Montana Household Employer Guide 2026
Your household employee — a nanny, caregiver, housekeeper, or anyone who works in your Montana home — is a W-2 employee. Montana is a moderate household-payroll state: two-bracket state income tax, employer-paid unemployment insurance, a state minimum wage above the federal floor, no statewide paid leave, and workers' compensation generally not required for casual household employment.

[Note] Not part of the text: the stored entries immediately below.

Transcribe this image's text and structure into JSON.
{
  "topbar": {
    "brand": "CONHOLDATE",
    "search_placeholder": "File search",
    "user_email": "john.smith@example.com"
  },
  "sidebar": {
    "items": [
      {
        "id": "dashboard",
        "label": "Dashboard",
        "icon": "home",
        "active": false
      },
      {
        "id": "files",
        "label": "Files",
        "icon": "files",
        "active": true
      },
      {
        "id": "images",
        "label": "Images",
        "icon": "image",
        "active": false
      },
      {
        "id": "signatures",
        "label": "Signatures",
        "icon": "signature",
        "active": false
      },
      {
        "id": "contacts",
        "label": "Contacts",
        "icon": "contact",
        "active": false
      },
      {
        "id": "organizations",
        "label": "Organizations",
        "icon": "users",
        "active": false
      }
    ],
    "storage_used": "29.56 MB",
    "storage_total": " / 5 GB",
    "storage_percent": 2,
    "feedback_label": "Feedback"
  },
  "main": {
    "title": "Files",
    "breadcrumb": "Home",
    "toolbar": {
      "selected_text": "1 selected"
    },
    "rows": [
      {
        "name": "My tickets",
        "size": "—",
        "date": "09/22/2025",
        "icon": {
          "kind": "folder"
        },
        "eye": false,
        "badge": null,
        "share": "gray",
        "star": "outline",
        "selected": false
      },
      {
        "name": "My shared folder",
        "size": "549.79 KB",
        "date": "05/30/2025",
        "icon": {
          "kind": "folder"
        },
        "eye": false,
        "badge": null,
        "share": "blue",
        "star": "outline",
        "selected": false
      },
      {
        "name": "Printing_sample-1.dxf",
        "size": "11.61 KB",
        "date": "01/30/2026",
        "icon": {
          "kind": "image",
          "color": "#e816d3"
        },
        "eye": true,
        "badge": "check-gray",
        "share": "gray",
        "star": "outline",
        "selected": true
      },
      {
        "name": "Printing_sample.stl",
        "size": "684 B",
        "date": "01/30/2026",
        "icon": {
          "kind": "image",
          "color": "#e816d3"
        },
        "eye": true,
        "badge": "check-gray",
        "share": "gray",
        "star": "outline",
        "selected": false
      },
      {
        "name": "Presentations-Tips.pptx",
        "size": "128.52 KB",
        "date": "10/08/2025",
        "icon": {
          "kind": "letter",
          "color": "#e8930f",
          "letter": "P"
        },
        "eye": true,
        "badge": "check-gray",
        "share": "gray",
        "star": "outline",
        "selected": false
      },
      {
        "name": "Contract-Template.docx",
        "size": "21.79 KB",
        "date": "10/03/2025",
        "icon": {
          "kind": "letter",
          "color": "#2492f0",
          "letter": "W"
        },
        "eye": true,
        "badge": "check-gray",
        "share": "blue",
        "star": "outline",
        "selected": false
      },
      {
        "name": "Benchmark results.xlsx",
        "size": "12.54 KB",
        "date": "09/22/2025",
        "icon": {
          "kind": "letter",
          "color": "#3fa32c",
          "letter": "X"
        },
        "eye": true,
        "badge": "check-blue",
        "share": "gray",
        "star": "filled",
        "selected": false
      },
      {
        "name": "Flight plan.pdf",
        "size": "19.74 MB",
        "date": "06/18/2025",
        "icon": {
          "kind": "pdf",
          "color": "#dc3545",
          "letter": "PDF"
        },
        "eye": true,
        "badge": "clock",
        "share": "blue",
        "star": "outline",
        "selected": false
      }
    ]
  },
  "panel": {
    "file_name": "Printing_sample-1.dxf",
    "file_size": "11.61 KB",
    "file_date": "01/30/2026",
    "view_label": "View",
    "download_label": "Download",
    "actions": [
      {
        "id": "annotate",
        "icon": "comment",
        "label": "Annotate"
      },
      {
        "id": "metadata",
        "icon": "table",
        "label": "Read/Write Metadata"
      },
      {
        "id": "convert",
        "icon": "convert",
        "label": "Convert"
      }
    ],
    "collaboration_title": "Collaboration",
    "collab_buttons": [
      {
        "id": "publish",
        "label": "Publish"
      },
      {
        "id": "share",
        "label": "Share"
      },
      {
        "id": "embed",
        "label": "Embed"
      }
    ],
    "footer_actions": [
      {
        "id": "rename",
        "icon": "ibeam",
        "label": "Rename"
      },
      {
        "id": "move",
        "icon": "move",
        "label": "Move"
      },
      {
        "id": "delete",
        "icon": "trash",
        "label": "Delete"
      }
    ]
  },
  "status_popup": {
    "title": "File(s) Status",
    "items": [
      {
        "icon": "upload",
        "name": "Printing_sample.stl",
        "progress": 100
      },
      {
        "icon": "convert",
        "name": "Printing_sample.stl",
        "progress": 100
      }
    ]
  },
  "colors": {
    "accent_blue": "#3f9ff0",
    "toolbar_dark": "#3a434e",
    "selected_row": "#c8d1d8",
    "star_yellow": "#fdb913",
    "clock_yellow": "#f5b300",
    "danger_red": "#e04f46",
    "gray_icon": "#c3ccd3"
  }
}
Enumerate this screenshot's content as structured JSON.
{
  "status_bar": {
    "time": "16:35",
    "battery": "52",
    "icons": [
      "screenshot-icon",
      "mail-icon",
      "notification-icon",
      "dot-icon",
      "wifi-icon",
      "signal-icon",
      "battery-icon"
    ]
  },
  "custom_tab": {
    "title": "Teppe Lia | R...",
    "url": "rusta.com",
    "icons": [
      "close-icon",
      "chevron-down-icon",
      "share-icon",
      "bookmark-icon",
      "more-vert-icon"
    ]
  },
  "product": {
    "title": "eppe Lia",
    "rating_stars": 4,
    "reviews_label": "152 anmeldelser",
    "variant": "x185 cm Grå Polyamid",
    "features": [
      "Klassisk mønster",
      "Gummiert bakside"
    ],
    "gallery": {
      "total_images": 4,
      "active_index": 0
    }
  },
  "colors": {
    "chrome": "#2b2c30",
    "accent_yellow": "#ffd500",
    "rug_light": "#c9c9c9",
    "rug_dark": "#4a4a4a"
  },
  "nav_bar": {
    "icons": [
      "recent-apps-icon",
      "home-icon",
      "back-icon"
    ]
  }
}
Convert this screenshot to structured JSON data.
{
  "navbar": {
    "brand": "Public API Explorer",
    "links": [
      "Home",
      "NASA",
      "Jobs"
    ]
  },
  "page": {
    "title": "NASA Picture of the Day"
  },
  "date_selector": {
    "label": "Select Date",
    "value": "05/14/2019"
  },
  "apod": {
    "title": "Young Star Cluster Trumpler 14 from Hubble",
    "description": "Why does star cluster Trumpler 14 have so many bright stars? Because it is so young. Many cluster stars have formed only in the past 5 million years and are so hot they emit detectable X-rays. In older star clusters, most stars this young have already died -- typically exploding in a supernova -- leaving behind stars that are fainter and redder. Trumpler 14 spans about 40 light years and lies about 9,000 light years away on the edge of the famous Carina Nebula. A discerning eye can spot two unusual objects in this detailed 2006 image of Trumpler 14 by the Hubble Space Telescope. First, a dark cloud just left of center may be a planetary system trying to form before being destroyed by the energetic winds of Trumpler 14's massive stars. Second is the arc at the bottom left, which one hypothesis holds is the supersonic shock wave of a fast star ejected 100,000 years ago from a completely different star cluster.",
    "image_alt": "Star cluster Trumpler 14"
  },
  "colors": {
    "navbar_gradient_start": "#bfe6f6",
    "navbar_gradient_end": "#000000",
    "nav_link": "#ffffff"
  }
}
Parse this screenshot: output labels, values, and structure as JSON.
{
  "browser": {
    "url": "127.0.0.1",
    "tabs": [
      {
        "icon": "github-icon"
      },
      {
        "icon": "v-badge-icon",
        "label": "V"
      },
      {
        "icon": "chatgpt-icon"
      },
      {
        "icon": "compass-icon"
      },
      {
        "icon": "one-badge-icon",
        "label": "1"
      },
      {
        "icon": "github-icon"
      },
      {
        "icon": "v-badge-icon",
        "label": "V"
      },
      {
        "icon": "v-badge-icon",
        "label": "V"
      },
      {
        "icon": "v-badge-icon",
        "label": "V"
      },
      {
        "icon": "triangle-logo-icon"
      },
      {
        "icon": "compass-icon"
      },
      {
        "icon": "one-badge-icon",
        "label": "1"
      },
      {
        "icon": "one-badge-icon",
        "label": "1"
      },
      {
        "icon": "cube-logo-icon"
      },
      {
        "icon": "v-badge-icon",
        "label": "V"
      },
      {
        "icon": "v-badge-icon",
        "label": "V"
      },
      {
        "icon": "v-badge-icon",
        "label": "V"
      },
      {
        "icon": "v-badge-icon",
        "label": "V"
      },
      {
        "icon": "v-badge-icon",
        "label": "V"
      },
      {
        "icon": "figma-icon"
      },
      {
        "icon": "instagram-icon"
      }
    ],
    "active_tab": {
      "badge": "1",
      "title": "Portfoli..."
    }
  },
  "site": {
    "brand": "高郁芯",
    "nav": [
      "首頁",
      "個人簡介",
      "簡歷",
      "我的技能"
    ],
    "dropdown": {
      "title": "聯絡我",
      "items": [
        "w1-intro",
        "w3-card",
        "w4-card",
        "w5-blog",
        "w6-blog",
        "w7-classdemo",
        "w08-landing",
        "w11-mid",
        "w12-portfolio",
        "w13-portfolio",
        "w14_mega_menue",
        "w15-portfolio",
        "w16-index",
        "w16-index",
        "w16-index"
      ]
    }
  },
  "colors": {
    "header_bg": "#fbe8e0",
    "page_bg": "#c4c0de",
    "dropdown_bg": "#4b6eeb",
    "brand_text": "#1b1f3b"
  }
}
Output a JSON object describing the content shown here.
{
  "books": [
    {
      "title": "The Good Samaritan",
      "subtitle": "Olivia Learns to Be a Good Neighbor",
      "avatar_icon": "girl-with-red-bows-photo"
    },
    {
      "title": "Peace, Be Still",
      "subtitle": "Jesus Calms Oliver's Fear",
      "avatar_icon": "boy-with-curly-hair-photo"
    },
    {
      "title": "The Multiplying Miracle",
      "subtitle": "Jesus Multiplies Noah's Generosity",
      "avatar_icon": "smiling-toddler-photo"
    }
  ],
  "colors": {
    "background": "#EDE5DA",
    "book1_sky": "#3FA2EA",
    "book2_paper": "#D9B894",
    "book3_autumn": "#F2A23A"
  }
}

Start Payroll Free →When the rules apply
Montana household employers mainly need to watch the federal payroll thresholds and the $1,000 quarterly Montana unemployment threshold:
How Nest Payroll handles this
Each pay period, you pay your employee the net amount directly — through Venmo, Cash App, Zelle, your banking app, or by check. We calculate accurate withholdings on every pay stub from day one. Once you cross the $1,000 quarterly threshold, we register you with the Montana DLI.
Federal taxes — quarterly EFTPS payments
At the end of each federal quarter (March, May, August, December), Nest debits your bank account for the federal taxes owed — FUTA, employer + employee FICA, and any federal income tax withheld — and remits them to the IRS via EFTPS. You'll get a confirmation email a week beforehand. Your money stays in your account until taxes are actually due. We don't hold withholdings on your behalf. At year-end, Schedule H on your Form 1040 reconciles everything Nest already paid through the year; Nest produces a signature-ready version.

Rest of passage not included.